The 30-year-old Kelly, who has spent the last four years pitching in Korea, signed a two-year contract worth a guaranteed $5.5 million with the Arizona Diamondbacks on Tuesday, sources familiar with the deal told Yahoo Sports. Arizona later confirmed the signing, which will pay the right-hander $2 million this season, $3 million in 2020 and includes a $4.25 million team option for the 2021 season with a $500,000 buyout and a buyout-free $5.25 million club option for 2022.
— Arizona Diamondbacks (@Dbacks) December 5, 2018
Kelly’s ascent to the major leagues, and likely into the Diamondbacks’ rotation, is unprecedented. Never before has a player with zero major league experience played in Korea and returned directly to MLB. In 2016, reliever Tony Barnette came back from Japan to make his big-league debut at 32 with the Texas Rangers. And Eric Thames – who, like Kelly, is represented by Sosnick, Cobbe & Karon – parlayed an MVP season in Korea into another shot in the major leagues with a guaranteed three years and $15 million in Milwaukee.
Often players who find their major league prospects stunted or even nonexistent will turn to jobs in Asia, where they can experience success and riches that go well beyond what the best Triple-A players can earn. Journeyman Dennis Sarfate became the most dominant closer in Japan and received a three-year extension worth more than $18 million, adding to the well over $10 million he already had made. Two of Sosnick, Cobbe & Karon’s other clients, Randy Messenger and Kris Johnson, each signed $10 million deals, a hefty haul in Nippon Professional Baseball. Kelly was well on his way to that.
An eighth-round pick out of Arizona State in 2010, Kelly was stagnating in the Tampa Bay Rays’ organization after 2014, his fourth full season. He had thrown well, posting a 2.76 ERA, but SK Wyverns, a perennial power in the KBO, was willing to offer Kelly the opportunity the Rays couldn’t.
While his numbers in Korea look pedestrian – a career 3.86 ERA, including 4.13 in 2018 – they come in a cartoonishly inflated offensive environment. Scouts left Kelly’s starts impressed with his variety of pitches and particularly his ability to throw deep into games, with 729 2/3 innings over the last four seasons.
Once he won a championship with SK Wyverns and their manager, former Royals skipper Trey Hillman, Kelly wanted to see what the major league market would bear. The answer was: plenty. The World Series champion Boston Red Sox were interested. So were the up-and-coming San Diego Padres. Kelly’s desire to return to his hometown – he was born and raised in the Phoenix area – and Arizona’s willingness to guarantee a second year sealed the homecoming.
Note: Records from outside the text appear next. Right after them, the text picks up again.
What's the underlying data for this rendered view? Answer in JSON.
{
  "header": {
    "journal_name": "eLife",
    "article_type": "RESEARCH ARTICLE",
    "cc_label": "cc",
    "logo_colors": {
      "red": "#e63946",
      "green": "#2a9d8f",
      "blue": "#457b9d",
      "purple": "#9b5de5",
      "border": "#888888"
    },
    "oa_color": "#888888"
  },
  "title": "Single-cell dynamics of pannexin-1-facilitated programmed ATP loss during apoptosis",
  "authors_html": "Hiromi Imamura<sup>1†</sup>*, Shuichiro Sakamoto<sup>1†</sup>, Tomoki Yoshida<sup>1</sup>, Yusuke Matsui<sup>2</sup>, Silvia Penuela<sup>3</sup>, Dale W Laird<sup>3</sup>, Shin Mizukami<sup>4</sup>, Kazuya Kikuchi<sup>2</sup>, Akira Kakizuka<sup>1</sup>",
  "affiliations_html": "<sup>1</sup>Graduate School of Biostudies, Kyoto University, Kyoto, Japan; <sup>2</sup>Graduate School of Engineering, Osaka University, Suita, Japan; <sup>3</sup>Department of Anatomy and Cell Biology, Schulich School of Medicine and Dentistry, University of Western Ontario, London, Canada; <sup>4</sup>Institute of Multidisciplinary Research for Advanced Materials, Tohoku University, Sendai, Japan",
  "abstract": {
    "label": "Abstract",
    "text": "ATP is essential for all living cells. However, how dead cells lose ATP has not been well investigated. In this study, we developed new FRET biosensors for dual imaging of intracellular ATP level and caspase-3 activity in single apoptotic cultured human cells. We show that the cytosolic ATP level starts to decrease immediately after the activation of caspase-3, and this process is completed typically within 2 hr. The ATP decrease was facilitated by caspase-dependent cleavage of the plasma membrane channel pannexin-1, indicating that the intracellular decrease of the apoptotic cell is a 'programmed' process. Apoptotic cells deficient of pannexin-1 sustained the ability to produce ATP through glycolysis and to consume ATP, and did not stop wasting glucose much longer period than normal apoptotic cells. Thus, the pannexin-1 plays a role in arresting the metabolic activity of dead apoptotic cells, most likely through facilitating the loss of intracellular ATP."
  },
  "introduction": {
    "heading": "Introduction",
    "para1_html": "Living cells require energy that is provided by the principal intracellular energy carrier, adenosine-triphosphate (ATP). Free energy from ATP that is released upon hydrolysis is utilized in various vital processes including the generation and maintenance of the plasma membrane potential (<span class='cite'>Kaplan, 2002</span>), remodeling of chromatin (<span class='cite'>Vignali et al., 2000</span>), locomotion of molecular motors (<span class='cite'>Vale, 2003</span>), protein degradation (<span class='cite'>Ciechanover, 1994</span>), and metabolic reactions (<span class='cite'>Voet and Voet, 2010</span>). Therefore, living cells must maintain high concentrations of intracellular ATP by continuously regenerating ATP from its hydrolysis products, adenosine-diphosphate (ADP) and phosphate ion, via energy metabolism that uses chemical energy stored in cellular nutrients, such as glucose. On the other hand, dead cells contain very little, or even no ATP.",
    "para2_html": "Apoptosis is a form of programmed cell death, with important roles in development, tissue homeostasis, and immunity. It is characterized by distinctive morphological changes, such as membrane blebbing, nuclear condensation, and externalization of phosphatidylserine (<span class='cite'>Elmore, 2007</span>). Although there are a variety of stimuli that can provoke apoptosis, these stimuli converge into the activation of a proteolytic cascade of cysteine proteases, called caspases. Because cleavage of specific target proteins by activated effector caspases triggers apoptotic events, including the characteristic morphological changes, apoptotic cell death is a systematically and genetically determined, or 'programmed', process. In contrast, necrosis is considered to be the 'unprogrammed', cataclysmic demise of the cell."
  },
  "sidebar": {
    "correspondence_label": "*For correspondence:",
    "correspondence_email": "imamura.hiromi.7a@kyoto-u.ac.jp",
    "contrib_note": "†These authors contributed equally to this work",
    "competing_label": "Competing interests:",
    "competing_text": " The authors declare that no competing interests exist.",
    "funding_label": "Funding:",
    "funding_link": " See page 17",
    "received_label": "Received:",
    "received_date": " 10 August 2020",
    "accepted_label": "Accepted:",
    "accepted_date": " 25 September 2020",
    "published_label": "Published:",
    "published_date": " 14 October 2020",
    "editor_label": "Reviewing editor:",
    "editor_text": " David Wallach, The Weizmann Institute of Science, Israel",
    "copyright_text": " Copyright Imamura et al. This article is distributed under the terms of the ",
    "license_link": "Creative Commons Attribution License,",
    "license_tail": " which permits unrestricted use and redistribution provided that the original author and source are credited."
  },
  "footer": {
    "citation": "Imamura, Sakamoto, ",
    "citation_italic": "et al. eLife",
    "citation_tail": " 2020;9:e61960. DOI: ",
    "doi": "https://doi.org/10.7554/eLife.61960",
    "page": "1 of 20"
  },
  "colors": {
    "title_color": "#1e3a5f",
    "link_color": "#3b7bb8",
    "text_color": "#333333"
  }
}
In the world of relief pitchers who make well over $5 million a year, Kelly could prove a solid bargain – perhaps not on the level of Miles Mikolas, who returned from Japan last year to dominate for the St. Louis Cardinals, but a back-of-the-rotation type that every team covets. And that’s fine with him. Every pitch Merrill Kelly throws in the big leagues, after all, he’s making history.